Pero en este viaje a ninguna parte no es que aconseje a nadie embargarse en el sueño por más que le disguste su realidad. El sueño es con frecuencia disparatado, aunque a veces ofrezca versiones más exactas de nuestras propias vidas. Y acaso ilusiones que pueden alimentarlas. Pero lo peor del sueño son las pesadillas. Y lo peor de las pesadillas es que pueden ofrecer a veces versiones exactas de lo que, para bien y para mal, sucede dentro de nosotros y a nuestro alrededor. Nada tiene que ver con eso que soñara yo anoche que era Navidad y acudiera a mi colegio electoral a depositar mi voto.
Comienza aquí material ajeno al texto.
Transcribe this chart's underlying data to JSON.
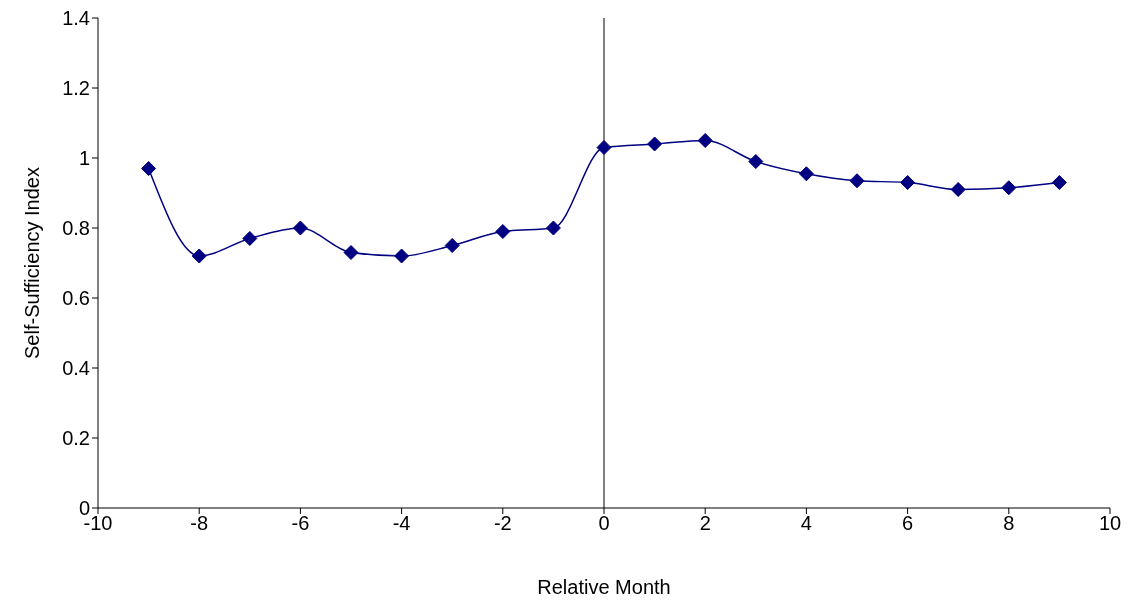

Allí sólo había una mesa vacía y Papá Noel detrás. Le pregunté dónde estaba la urna y me dijo que eso se lo preguntara al Niño Jesús. Fui a una iglesia vecina, se lo pregunté al Niño y se me echó a llorar. Fue san José el que respondió por él que las urnas habían huído a Egipto por sugerencia del Banco Mundial.

No estoy de acuerdo con que los sueños sean sólo sueños; algunas veces tenemos la impresión de que somos los responsables de nuestros sueños y otras creemos que estamos dominados por ellos. Ya me gustaría a mí ser un buen administrador de mis sueños. Entre otras cosas por la posibilidad de evasión de la realidad cotidiana que el sueño pudiera proporcionarme. Pero en todo caso, de lo que se me ocurra soñar no daré cuenta; estamos sobrados de acertijos y desbarajustes. Lo que veo y oigo más que responder a mi realidad la perturba. No me siento, pues, dueño de mi realidad, entre otras cosas porque nuestra realidad es una realidad compartida, pero a veces tengo la impresión de que aquello que compartes te lo manipulan o te lo roban. Sucede, por supuesto, en el ámbito de las ideas y de las emociones, pero ocurre igualmente con los bienes materiales o con tus propios derechos. Y no hay manera de escapar de esos espacios donde descubres el engaño o eres víctima de la inoperancia y de la bulla. No quisiera contribuir a ella. Y más que nada por cansancio. Los haraganes somos así. Y más viendo venir la Navidad.